The Missouri Senate passed a congressional redistricting map Thursday and then adjourned for the year.
The 22-11 vote came after Senate Majority Leader Caleb Rowden invoked a rarely-used rule to bring a bill from the Senate Select Committee on Redistricting to the floor.
The adjournment came a day before the constitutionally mandated end of the session. It was the first time the rule to bring a bill out of committee was used since 1979. And it was perhaps the first time either chamber of the General Assembly has quit working a day early since a fixed adjournment date was added to the constitution in 1952.
All the opposition votes came from members of the chamber's conservative caucus, who have spent the entire session calling for a map that would give the GOP another seat in the state's delegation.
The motion bringing the bill out of committee was signed by 12 senators and caught members of the conservative caucus off guard, leading Sen. Bob Onder, R-Lake St. Louis, to accuse leadership of a "sneak attack."
The bill, which was passed Monday in the Missouri House, now goes to Gov. Mike Parson. If Parson signs the bill, it will take effect immediately and be used for the Aug. 2 primaries.
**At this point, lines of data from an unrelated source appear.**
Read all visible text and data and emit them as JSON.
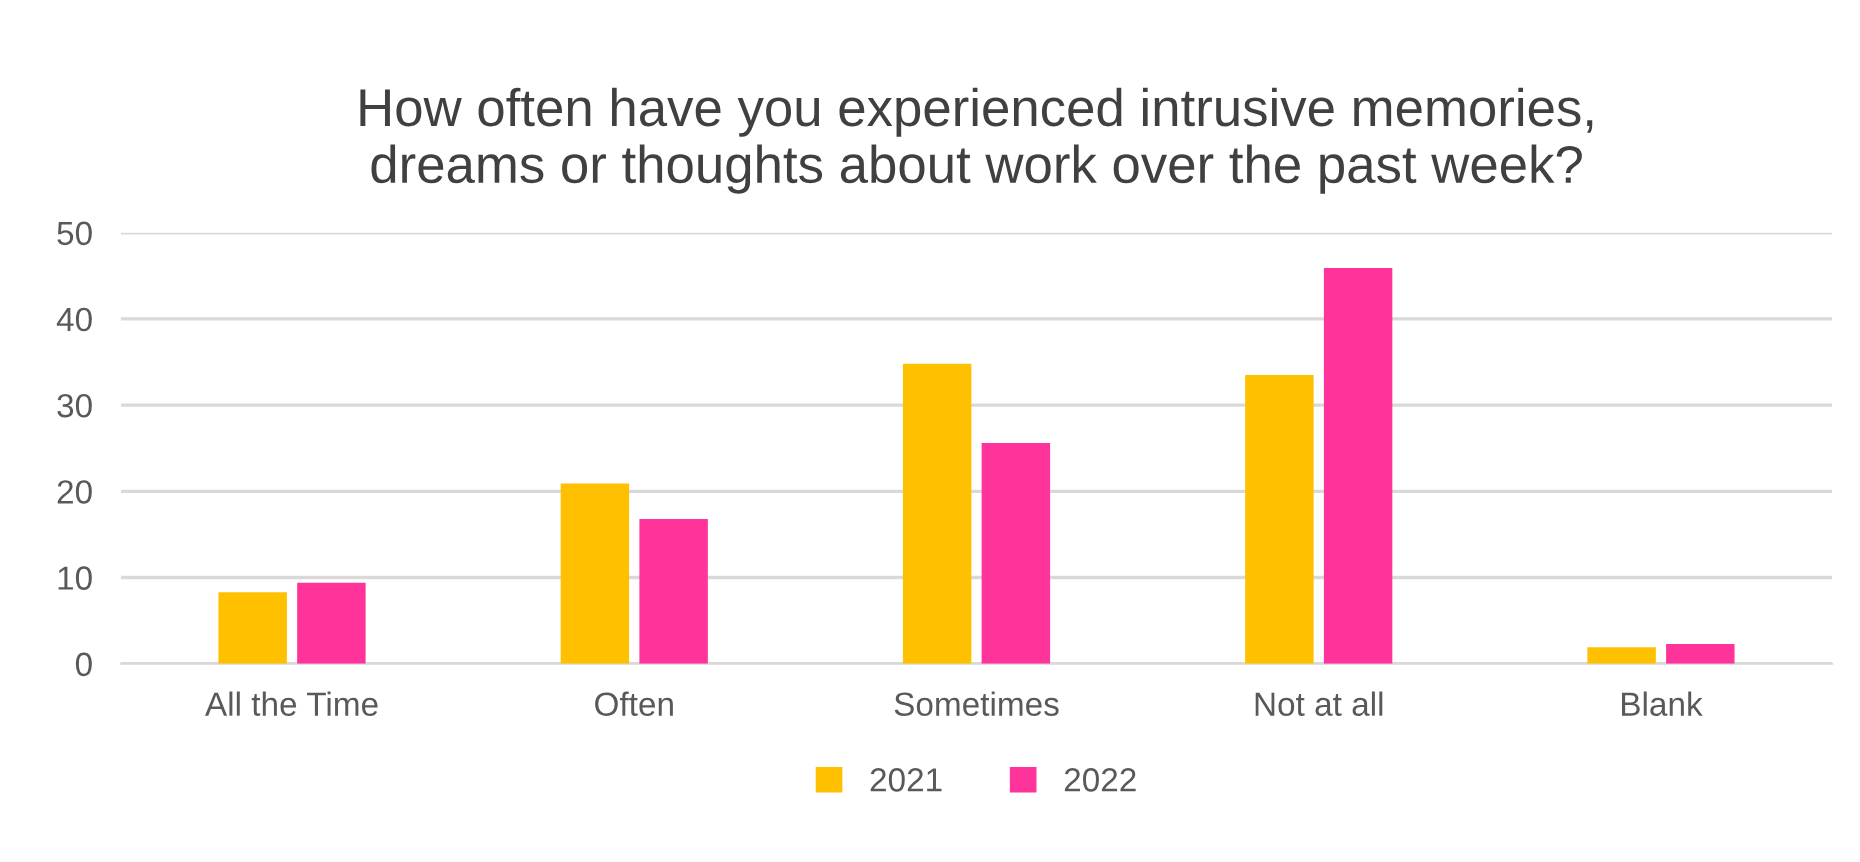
{
  "chart_data": {
    "type": "bar",
    "title": "How often have you experienced intrusive memories,\ndreams or thoughts about work over the past week?",
    "categories": [
      "All the Time",
      "Often",
      "Sometimes",
      "Not at all",
      "Blank"
    ],
    "series": [
      {
        "name": "2021",
        "color": "#ffc000",
        "values": [
          8.3,
          20.9,
          34.8,
          33.5,
          1.9
        ]
      },
      {
        "name": "2022",
        "color": "#ff3399",
        "values": [
          9.4,
          16.8,
          25.6,
          45.9,
          2.3
        ]
      }
    ],
    "ylim": [
      0,
      50
    ],
    "yticks": [
      0,
      10,
      20,
      30,
      40,
      50
    ],
    "grid": "y",
    "legend": "bottom"
  }
}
Onder tried to put off debate by arguing that the rules required a day's delay. When that was overruled, he challenged the result. The Senate voted 26-5 to move ahead with the bill.
Missouri is entitled to eight seats in the U.S. House of Representatives, and districts must be revised every 10 years after a national census. The first plan, released in December with backing from the Republican leaders of both chambers, essentially kept the partisan breakdown of the state's delegation unchanged, with six safe Republican districts and two Democratic districts in Kansas City and St. Louis.
The House passed that bill in January and, after weeks of on-and-off debate, the Senate passed a significantly altered version in late March.
The seven members of the Senate's conservative caucus demanded a map that cracked the Kansas City district and combined it with a huge swath of rural counties to make it possible for the GOP to capture the seat.
The "6-2" vs. "7-1" debate came to a head in February when the conservative caucus began a filibuster that blocked progress not only on the redistricting plan but also on basically every other bill. At one point, two Republican Senators got into a shouting match and had to be physically separated.
"I don't think that 7-1 was even remotely possible," Rowden said Wednesday on the floor. "Even for the folks who were advocating for it originally.
Since the Senate vote, the House has been unwilling to vote on the Senate version and the upper chamber has refused to negotiate. To break the impasse, the House passed a new bill Monday. It was initially set for a Senate committee hearing Wednesday, but with the floor tied up with debate on other bills, the meeting was pushed to Thursday.
When the time came for the hearing, Chairman Mike Bernskoetter, R-Jefferson City, gaveled the panel into session and immediately called a recess. Five hours later, the bill was on the floor.
"I believe the new map does a good job of balancing Missouri's regions and their different views," Bernskoetter said. "It meets all the requirements we are constitutionally obligated to meet."
Throughout the day, rumors that the Senate leadership would shut off debate hung over the chamber. A motion was prepared, with the signatures of 10 Republicans, in case it was needed.
It was not because conservative caucus members decided to have their say and sit down.
"The process stinks to high heaven," Onder said as the bill came to a vote. "For what reason did leadership use a discharge petition to get this to the floor? Was that some kind of sick power play?"
Sen. Bill Eigel, R-Weldon Spring, also said he didn't like the final map. Like Onder, he's from St. Charles County, which both had hoped to keep whole in the new arrangement.
"I am disappointed it looks like we are going to take a larger split in our county," Eigel said.
The map balanced the interests of all sections of the state, Bernskoetter said, and has as few county splits as possible. The ideas for a 7-1 map would have drawn Kansas City voters into districts with large numbers of rural voters, he noted.
"It just never made any sense to me," Bernskoetter said, "to bust up those communities of interest."